Ein kleiner Regionalbus führte uns zur Blauburg. Der Chauffeur musterte mich vielsagend. Eine Frau mit sieben Männern weckte wohl eindeutige Gedanken bei braven Beamten, die, braven Ackergäulen gleich, ihre Arbeit verrichteten. Ich erinner nochmals daran: Bis zu diesem Zeitpunkt hatte ich noch nie Sex. Abitur, Praktikum, Medizinstudium. Dazwischen gab es einfach nichts. Ein Studifest dann und wann – aber dort ging es eher um Alkohol. Nach Mitternacht waren immer alle zu besoffen, um noch an Sex zu denken.

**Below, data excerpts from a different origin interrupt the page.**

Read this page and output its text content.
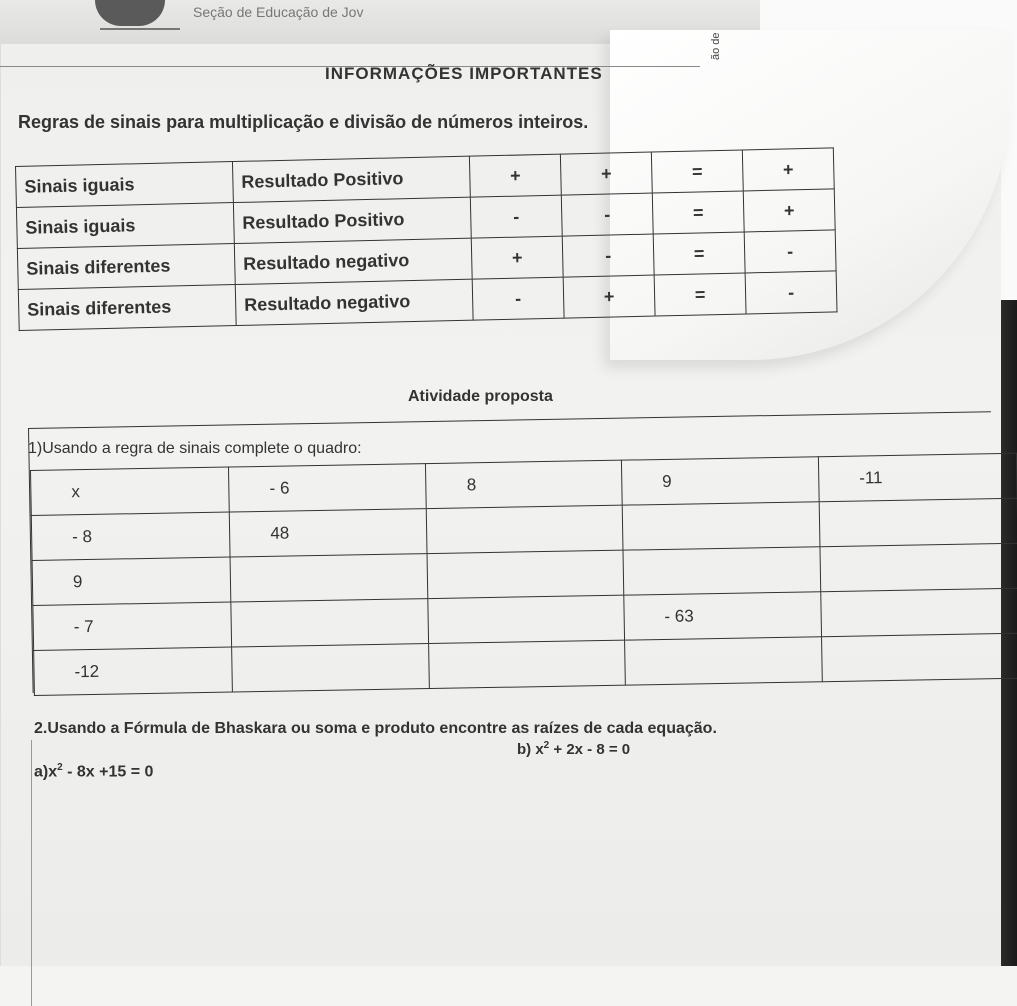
Seção de Educação de Jov
ão de
INFORMAÇÕES IMPORTANTES
Regras de sinais para multiplicação e divisão de números inteiros.
Sinais iguais	Resultado Positivo	+	+	=	+
Sinais iguais	Resultado Positivo	-	-	=	+
Sinais diferentes	Resultado negativo	+	-	=	-
Sinais diferentes	Resultado negativo	-	+	=	-
Atividade proposta
1)Usando a regra de sinais complete o quadro:
x	- 6	8	9	-11
- 8	48			
9				
- 7			- 63	
-12				
2.Usando a Fórmula de Bhaskara ou soma e produto encontre as raízes de cada equação.
$a)x^2 - 8x +15 = 0$
b) $x^2 + 2x - 8 = 0$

Endlich erreichten wir die Burg. Das Gepäck mussten wir mit einer Seilbahn hochbefördern. Die primitive Einrichtung hatte seit dem Mittelalter keine Neuerung erfahren. Man schnallte die Rucksäcke auf einem Wägelchen fest und warf mit einem rostigen Zündschlüssel einen Benzinmotor an. Lärm, Gestank und Leistung standen in keinem Verhältnis – aber das kleine Gefährt setzte sich in Bewegung und glitt der steilen Schiene entlang.
Wir erklommen einen schmalen Pfad und waren schon nach wenigen Minuten ausser Atem. Die Mühen lohnten sich aber. Die Blauburg lag in einer wunderbaren Gegend; rund um uns erstreckten sich Hügelzüge, Föhren- und Fichtenwälder und endlose Weiden. Direkt unter der Burg befand sich eine Schweinemast. „Wie in einem KZ“, äusserte ich spontan, als ich die dicht gepferchten Tiere in ihren Koben sah. Dicke Schläuche führten ihnen kalorienreiche Nahrung zu. Ich verdrängte den Gedanken, dass Schweine mit Menschen sehr viel Ähnlichkeit aufweisen. Evolutionsbiologisch gesehen, ist die Menschen- und Schweine-DNA zu grossen Teilenn identisch. Die Frage, ob der Mensch wohl eher vom Schwein abstammt als vom Affen, lag auf der Hand. Hier nun, in idyllischer Gegend, wurden sie gequält für etwas Schinken, Haxen, Kutteln, Koteletten und Ähnliches. Mir wurde schlecht. Meine Kommilitonen empfanden aber anders. „Sind ja nur Tiere“, sagte Andreas. „Bist eben auch nur ein Schwein“, antwortete ich.